Лешаков вышел из деканата, не зная: радоваться ему, что отделался, или опасаться последствий. Не распознал он, как следовало бы к случаю отнестись. Осталась в нем на этот счет некоторая неопределенность. И почти забылась. Не было повода старое ворошить. Ряской затянулся омут бездонный на болоте неприметной его жизни. Но вдруг выяснилось, не для всех она неприметна, — и проглянула пугающая глубина.

Ясно стало, почему столько лет без продвижения, отчего на ответственную работу не выдвигали, а когда в партию попробовал, намекнули: дескать, мало у товарища Лешакова общественных заслуг. А теперь вот и в Польшу.

Вот приперло, так уж приперло, думал отчаянно Лешаков. Хорошо хоть раскусил, а то жил бы дурнем… Незаметный, неприметный, — зло передразнил он себя. Получается, вроде живешь и что-то знаешь, а главного не ведаешь. Думаешь, все пока ничего, все ладно, все путем. А на тебе крест давно стоит. И сам ты на крючке.

Что уж было анекдоты вспоминать и разные разговоры в курилке. О чем только в курилке не говорят, а Лешаков разве святой. Если бы знал, что на крючке или под колпаком, как нынче называют, он бы поостерегся. Тем более, что личных мыслей супротивных не имел. Был он как все. И разве виноват, что повторял частенько то, что от других слышал. А народ последнее время такое говорит, — не приведи. Не многое Лешаков высказывал. Совсем не многое. Но не важно, многое или не многое, когда на крючке. И это Лешаков понимал. Какая уж там могла получиться Польша, — с этакой лояльностью и в Эстонию не выпустили бы.
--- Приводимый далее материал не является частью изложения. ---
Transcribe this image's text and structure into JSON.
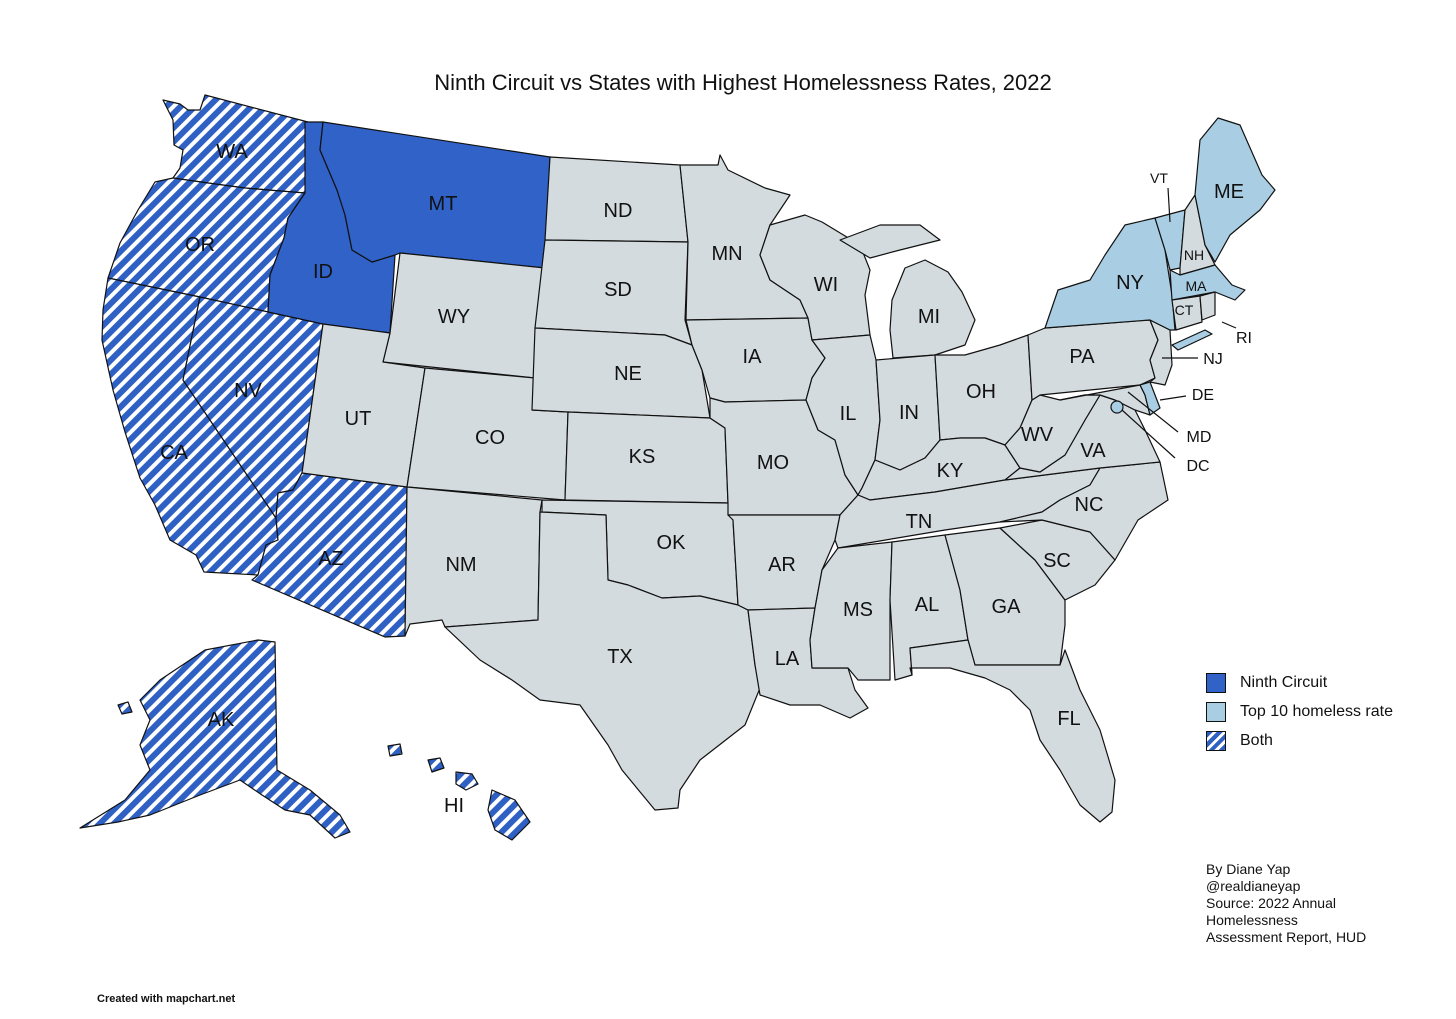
{
  "title": "Ninth Circuit vs States with Highest Homelessness Rates, 2022",
  "colors": {
    "ninth_circuit": "#3062c8",
    "top10": "#a9cde2",
    "both_stripe": "#2f60c3",
    "other": "#d4dbde",
    "border": "#111111"
  },
  "legend": [
    {
      "label": "Ninth Circuit",
      "style": "ninth"
    },
    {
      "label": "Top 10 homeless rate",
      "style": "top10"
    },
    {
      "label": "Both",
      "style": "both"
    }
  ],
  "states": {
    "WA": {
      "label": "WA",
      "category": "both"
    },
    "OR": {
      "label": "OR",
      "category": "both"
    },
    "CA": {
      "label": "CA",
      "category": "both"
    },
    "NV": {
      "label": "NV",
      "category": "both"
    },
    "AZ": {
      "label": "AZ",
      "category": "both"
    },
    "AK": {
      "label": "AK",
      "category": "both"
    },
    "HI": {
      "label": "HI",
      "category": "both"
    },
    "ID": {
      "label": "ID",
      "category": "ninth"
    },
    "MT": {
      "label": "MT",
      "category": "ninth"
    },
    "NY": {
      "label": "NY",
      "category": "top10"
    },
    "ME": {
      "label": "ME",
      "category": "top10"
    },
    "VT": {
      "label": "VT",
      "category": "top10"
    },
    "MA": {
      "label": "MA",
      "category": "top10"
    },
    "DC": {
      "label": "DC",
      "category": "top10"
    },
    "DE": {
      "label": "DE",
      "category": "top10"
    },
    "UT": {
      "label": "UT",
      "category": "other"
    },
    "WY": {
      "label": "WY",
      "category": "other"
    },
    "CO": {
      "label": "CO",
      "category": "other"
    },
    "NM": {
      "label": "NM",
      "category": "other"
    },
    "ND": {
      "label": "ND",
      "category": "other"
    },
    "SD": {
      "label": "SD",
      "category": "other"
    },
    "NE": {
      "label": "NE",
      "category": "other"
    },
    "KS": {
      "label": "KS",
      "category": "other"
    },
    "OK": {
      "label": "OK",
      "category": "other"
    },
    "TX": {
      "label": "TX",
      "category": "other"
    },
    "MN": {
      "label": "MN",
      "category": "other"
    },
    "IA": {
      "label": "IA",
      "category": "other"
    },
    "MO": {
      "label": "MO",
      "category": "other"
    },
    "AR": {
      "label": "AR",
      "category": "other"
    },
    "LA": {
      "label": "LA",
      "category": "other"
    },
    "WI": {
      "label": "WI",
      "category": "other"
    },
    "IL": {
      "label": "IL",
      "category": "other"
    },
    "MI": {
      "label": "MI",
      "category": "other"
    },
    "IN": {
      "label": "IN",
      "category": "other"
    },
    "OH": {
      "label": "OH",
      "category": "other"
    },
    "KY": {
      "label": "KY",
      "category": "other"
    },
    "TN": {
      "label": "TN",
      "category": "other"
    },
    "MS": {
      "label": "MS",
      "category": "other"
    },
    "AL": {
      "label": "AL",
      "category": "other"
    },
    "GA": {
      "label": "GA",
      "category": "other"
    },
    "FL": {
      "label": "FL",
      "category": "other"
    },
    "SC": {
      "label": "SC",
      "category": "other"
    },
    "NC": {
      "label": "NC",
      "category": "other"
    },
    "VA": {
      "label": "VA",
      "category": "other"
    },
    "WV": {
      "label": "WV",
      "category": "other"
    },
    "PA": {
      "label": "PA",
      "category": "other"
    },
    "NJ": {
      "label": "NJ",
      "category": "other"
    },
    "MD": {
      "label": "MD",
      "category": "other"
    },
    "CT": {
      "label": "CT",
      "category": "other"
    },
    "RI": {
      "label": "RI",
      "category": "other"
    },
    "NH": {
      "label": "NH",
      "category": "other"
    }
  },
  "credits": [
    "By Diane Yap",
    "@realdianeyap",
    "Source: 2022 Annual",
    "Homelessness",
    "Assessment Report, HUD"
  ],
  "footer": "Created with mapchart.net"
}
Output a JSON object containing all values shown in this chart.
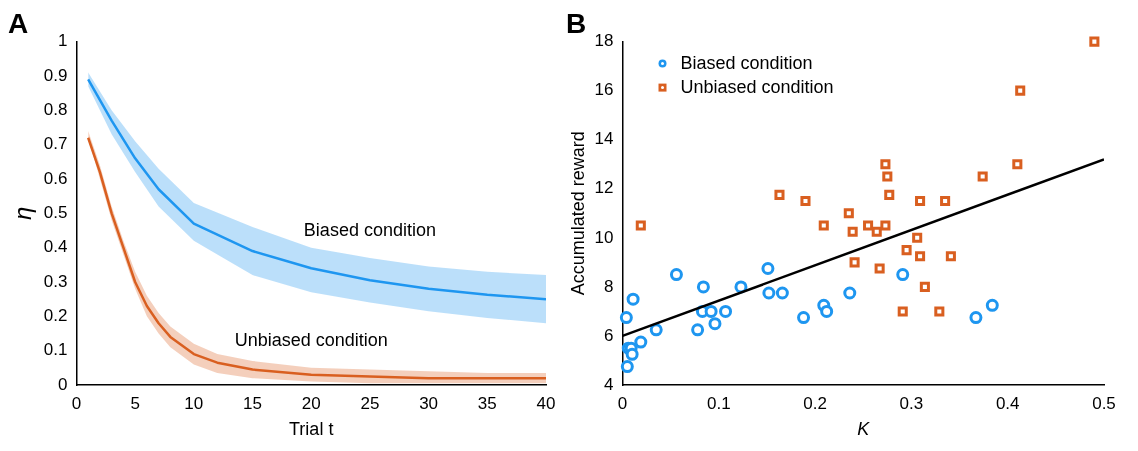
{
  "chart_data": [
    {
      "type": "line",
      "title": "A",
      "xlabel": "Trial t",
      "ylabel": "η",
      "xlim": [
        0,
        40
      ],
      "xticks": [
        0,
        5,
        10,
        15,
        20,
        25,
        30,
        35,
        40
      ],
      "ylim": [
        0,
        1
      ],
      "yticks": [
        0,
        0.1,
        0.2,
        0.3,
        0.4,
        0.5,
        0.6,
        0.7,
        0.8,
        0.9,
        1
      ],
      "grid": false,
      "legend": false,
      "marker": "none",
      "line_style": "solid",
      "series": [
        {
          "name": "Biased condition",
          "color": "#1e96f0",
          "x": [
            1,
            3,
            5,
            7,
            10,
            15,
            20,
            25,
            30,
            35,
            40
          ],
          "values": [
            0.89,
            0.77,
            0.66,
            0.57,
            0.47,
            0.39,
            0.34,
            0.305,
            0.28,
            0.263,
            0.25
          ],
          "lower": [
            0.87,
            0.73,
            0.62,
            0.52,
            0.42,
            0.32,
            0.27,
            0.24,
            0.215,
            0.195,
            0.18
          ],
          "upper": [
            0.91,
            0.8,
            0.71,
            0.63,
            0.53,
            0.46,
            0.4,
            0.37,
            0.345,
            0.33,
            0.32
          ]
        },
        {
          "name": "Unbiased condition",
          "color": "#d95f20",
          "x": [
            1,
            2,
            3,
            4,
            5,
            6,
            7,
            8,
            10,
            12,
            15,
            20,
            25,
            30,
            35,
            40
          ],
          "values": [
            0.72,
            0.62,
            0.5,
            0.4,
            0.3,
            0.23,
            0.18,
            0.14,
            0.09,
            0.065,
            0.045,
            0.03,
            0.025,
            0.02,
            0.02,
            0.02
          ],
          "lower": [
            0.72,
            0.6,
            0.48,
            0.38,
            0.28,
            0.2,
            0.15,
            0.11,
            0.06,
            0.035,
            0.02,
            0.01,
            0.005,
            0.005,
            0.005,
            0.005
          ],
          "upper": [
            0.74,
            0.64,
            0.52,
            0.42,
            0.33,
            0.26,
            0.21,
            0.17,
            0.12,
            0.09,
            0.07,
            0.05,
            0.045,
            0.04,
            0.035,
            0.035
          ]
        }
      ]
    },
    {
      "type": "scatter",
      "title": "B",
      "xlabel": "K",
      "ylabel": "Accumulated reward",
      "xlim": [
        0,
        0.5
      ],
      "xticks": [
        0,
        0.1,
        0.2,
        0.3,
        0.4,
        0.5
      ],
      "ylim": [
        4,
        18
      ],
      "yticks": [
        4,
        6,
        8,
        10,
        12,
        14,
        16,
        18
      ],
      "grid": false,
      "legend": "top left",
      "series": [
        {
          "name": "Biased condition",
          "color": "#1e96f0",
          "marker": "circle",
          "x": [
            0.004,
            0.005,
            0.006,
            0.009,
            0.01,
            0.011,
            0.019,
            0.035,
            0.056,
            0.078,
            0.084,
            0.083,
            0.092,
            0.096,
            0.107,
            0.123,
            0.151,
            0.152,
            0.166,
            0.188,
            0.209,
            0.212,
            0.236,
            0.291,
            0.367,
            0.384
          ],
          "values": [
            6.75,
            4.75,
            5.5,
            5.5,
            5.25,
            7.5,
            5.75,
            6.25,
            8.5,
            6.25,
            8.0,
            7.0,
            7.0,
            6.5,
            7.0,
            8.0,
            8.75,
            7.75,
            7.75,
            6.75,
            7.25,
            7.0,
            7.75,
            8.5,
            6.75,
            7.25
          ]
        },
        {
          "name": "Unbiased condition",
          "color": "#d95f20",
          "marker": "square",
          "x": [
            0.019,
            0.163,
            0.19,
            0.209,
            0.235,
            0.239,
            0.241,
            0.255,
            0.264,
            0.267,
            0.273,
            0.273,
            0.275,
            0.277,
            0.291,
            0.295,
            0.306,
            0.309,
            0.309,
            0.314,
            0.329,
            0.335,
            0.341,
            0.374,
            0.41,
            0.413,
            0.49
          ],
          "values": [
            10.5,
            11.75,
            11.5,
            10.5,
            11.0,
            10.25,
            9.0,
            10.5,
            10.25,
            8.75,
            10.5,
            13.0,
            12.5,
            11.75,
            7.0,
            9.5,
            10.0,
            11.5,
            9.25,
            8.0,
            7.0,
            11.5,
            9.25,
            12.5,
            13.0,
            16.0,
            18.0
          ]
        },
        {
          "type": "line",
          "color": "#000000",
          "marker": "none",
          "x": [
            0,
            0.5
          ],
          "values": [
            6.0,
            13.2
          ]
        }
      ]
    }
  ]
}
Да с какой такой лояльностью, горячился Лешаков. Разве я против когда был? Или несогласный?.. Я новый костюм купил, ехать в Польшу, чтобы в старом пиджачке престижу нашему не повредить. Я всегда со всеми, с народом! А они… Разве можно взять человека и под колпак. Одного. Под лупу, где каждое движение преувеличивается. Какая же им нужна правда? Разве под лупой может хоть какая-нибудь правда выдержать?

Не было в том правды. И права такого ни у кого быть не должно, уяснил Лешаков и постиг окончательно, какую непоправимую над ним совершили несправедливость.

Давно он такого страха не испытывал, чтобы мир вдруг показался с овчинку. Ноги подкосились,

захотелось уползти, спрятаться, скрыться. Но бежать было некуда. Лешаков яростно осознавал: семь лет в конструкторском бюро — плевать на семь лет, но впереди, что впереди? Впереди ничего не светило. Вот чего был лишен Лешаков. Вот самое страшное. Непоправимая несправедливость. И как было ему с этим жить?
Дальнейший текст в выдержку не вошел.